“Shouldn’t You Be in School?” by Lemony Snicket

“Shouldn’t You Be in School?” by Lemony Snicket was published in 2014 by Little, Brown and Company. It is the sequel to “When Did You See Her Last?”.

Is Lemony Snicket a detective or a smoke detector?
Do you smell smoke? Young apprentice Lemony Snicket is investigating a case of arson but soon finds himself enveloped in the ever-increasing mystery that haunts the town of Stain’d-by-the-Sea. Who is setting the fires? What secrets are hidden in the Department of Education? Why are so many schoolchildren in danger? Is it all the work of the notorious villain Hangfire? How could you even ask that? What kind of education have you had? Maybe you should be in school?

Rating: 4/5

“Shouldn’t You Be in School?” is another good addition to the Wrong Questions series, a series that I’m enjoying more with each book. It almost makes me want to reread “Who Could That Be at This Hour?” because I might enjoy it more than I did the first time.

Beyond cameo appearances and explaining more about VFD, this book really cemented in my mind the fact that the Wrong Questions series is really just to show how incredibly clever and resilient Lemony Snicket is. It’s a wonder he never caught up to the Baudelaire children at all (except for possibly The Penultimate Peril, if you believe the theory that he was the taxi driver and took the sugar bowl away from Hotel Denouement) because as a thirteen-year-old he’s outsmarting, in some way, his enemies and his friends. The whole blank-book-library at the end kinda blew my mind a little, even if it didn’t really accomplish anything in terms of giving the protagonists a leg up on Hangfire.

This book also brings back some old, tried-and-true issues: who can you really trust? How far will someone go to protect/find someone they love? How incompent are the adults, anyway? I’ve been pleasantly surprised by how meaty these books have been, despite their silliness. And the mysteries in them are good, as well.

I’m still a little worried that the series will end without complete resolution in terms of the Bombinating Beast, Hangfire, Ellington Feint’s missing father, and all the other numerous little mysteries (Kit! The secret in the library! Ink! The music box! Books!), but I think at this point I’m too invested (and too aware of how these books go) to ultimately care much if it happens. I simply hope that the last book is as fun and as enticing of a mystery as I found “Shouldn’t You Be in School?”

Recommended Age Range: 10+

Warnings: None.

Genre: Mystery, Children’s

“The arsonist is a moth-hater, all right,” Sharon said, sipping limeade, “and my new best friend Theodora was telling me that she knew just who it was.”

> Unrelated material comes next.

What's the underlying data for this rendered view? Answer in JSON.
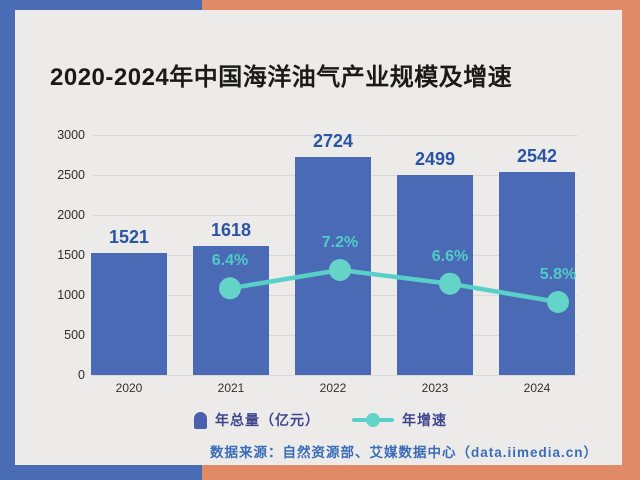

“We saw him this morning,” Theodora said, “swatting moths as usual.”

“You can’t be serious,” I said. “Dashiell Qwerty is a fine librarian.”

“I’m as shocked as you are, Snicket,” Theodora said. “In our line of work we’ve learned to trust, honor, and flatter librarians. But Qwerty is clearly a bad apple in a bowl of cherries.”

“Dashiell Qwerty wouldn’t hurt a fly,” Moxie said.

“You’re not listening, girlie,” Sharon said. “He’s hurting moths.”